WeGoLook.com asks its customers to bear an even greater load. Let's say there's a designer purse on eBay for $20, but you're afraid that deal might be too good to be true. Rather than rely on the seller to ensure the authenticity and quality of the product, you pay WeGoLook.com $49 to provide independent confirmation that the item meets all the seller's claims. The website employs 7,000 inspectors who can travel anywhere in the U.S. to inspect any item ranging from a pair of shoes to a rental vacation house. The sales process pauses to become an audit, while the responsibility for ensuring product integrity shifts from seller to buyer. Savvy Internet shoppers everywhere can rejoice.

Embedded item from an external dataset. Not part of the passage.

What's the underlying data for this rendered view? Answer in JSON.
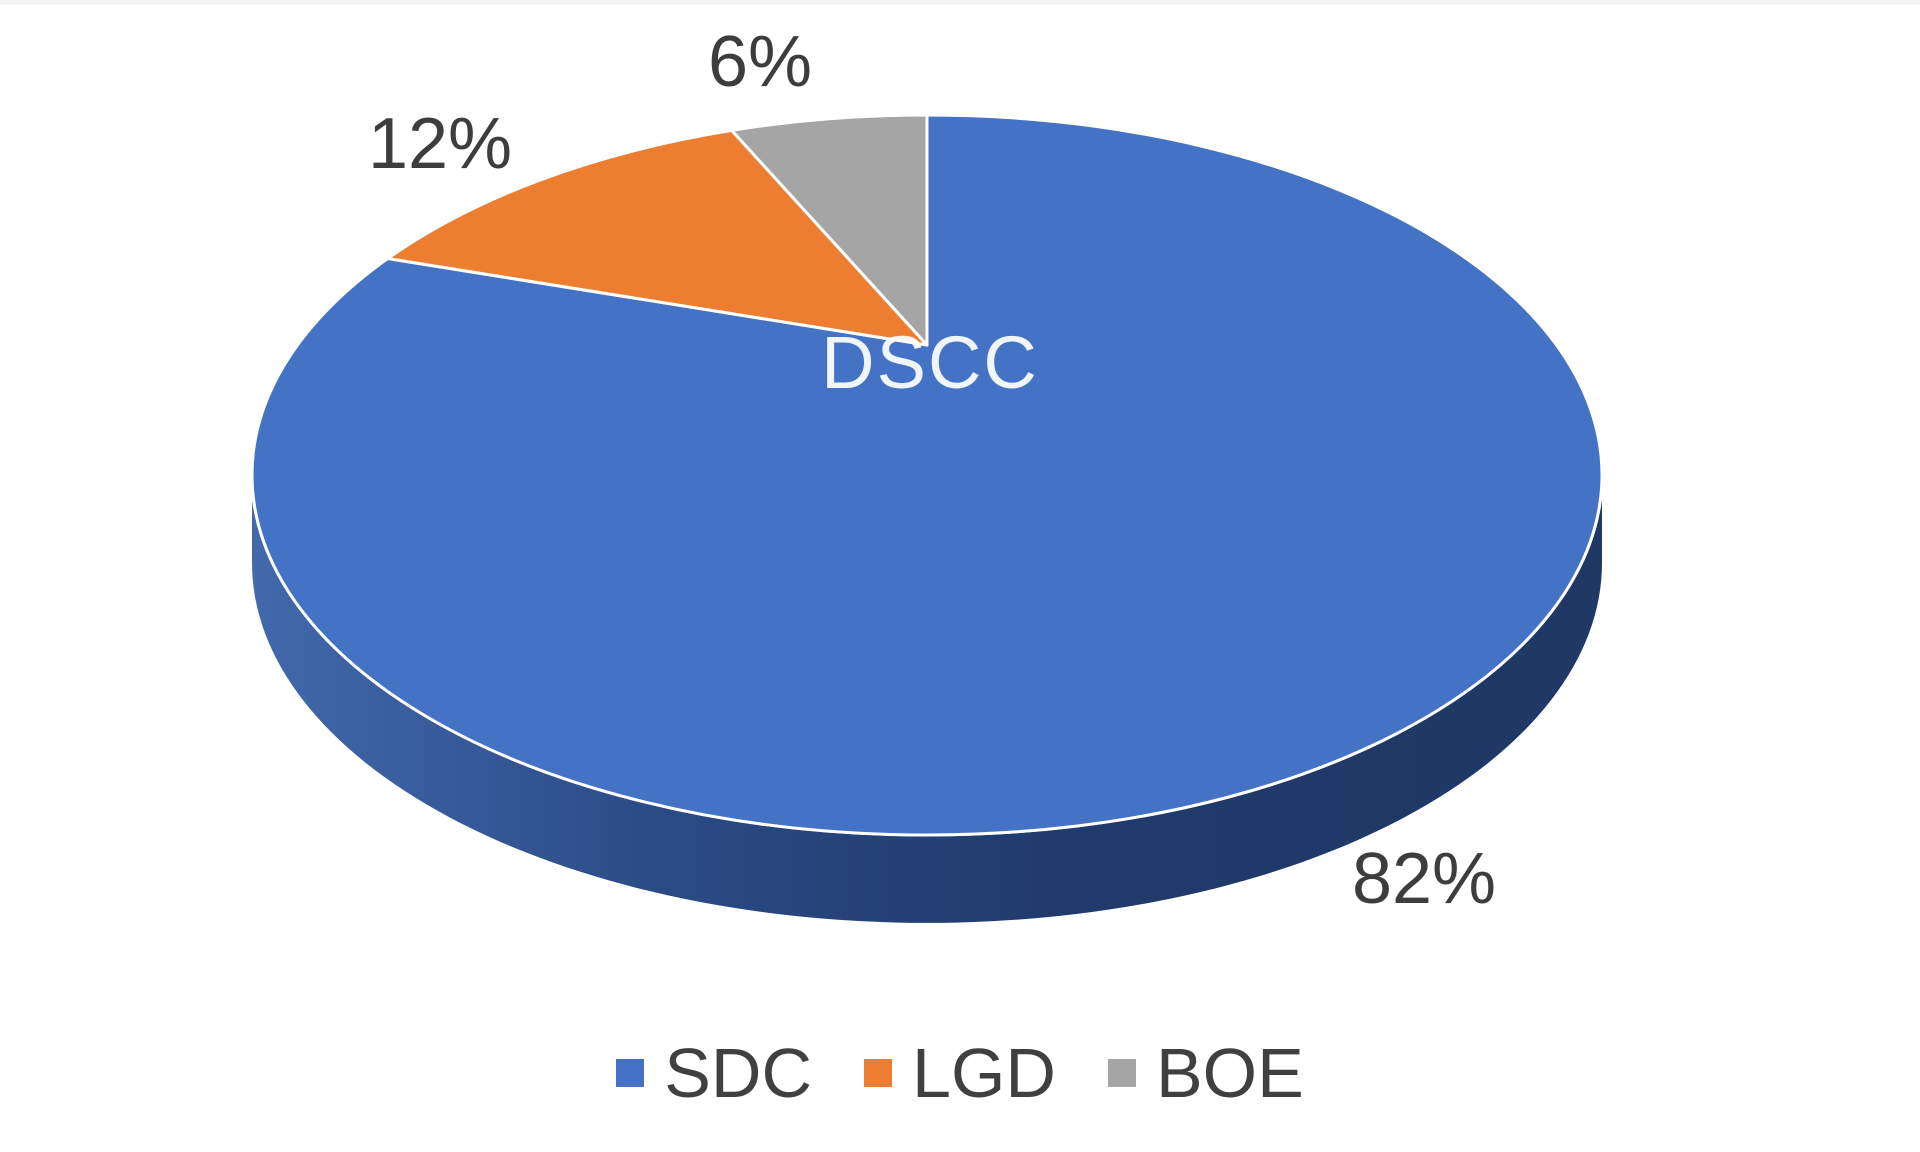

At SquareTrade.com, you can purchase warranties for consumer electronics and appliances at a 40 percent discount over the retailer's option. Instead of fixed plans, you are given a quote based on your strategy for protecting your purchase. And even if your gadget breaks off warranty, turn to iFixit and join their 'global repair community' of people who 'crowd fix' consumer electronics with support and instruction from others.
Elsewhere, the "Kaplan Commitment" program ensures students make an informed decision before paying for school. Kaplan allows students to enroll in classes for over a month and determine if courses are the right fit and meet their needs before making any financial commitment. Students feel less pressure and Kaplan has more stability and predictability in its student base.
The 'slow sales' movement is betting there are intelligent, deliberate customers that prefer 'do-it-your self' service. Granted, getting them to cash register may take longer. But this croc pot technique empowers your customers to contemplate, choose, and commit. The technique is designed to alleviate the extra costs of post-purchase dissonance from returns, customer service time, negative feedback, and customer churn.
The lifetime value of a customer is then defined not by how much he or she buys, but how strongly he or she attaches to and defends a brand choice. And for the Web savvy shopper, this more perfect alignment of information means the responsibility is now yours to be satisfied. As the Warby Parker brand experience demonstrates, if you treat your customer with patience and hand over to them the reigns of the sales process, they'll often take care of the rest.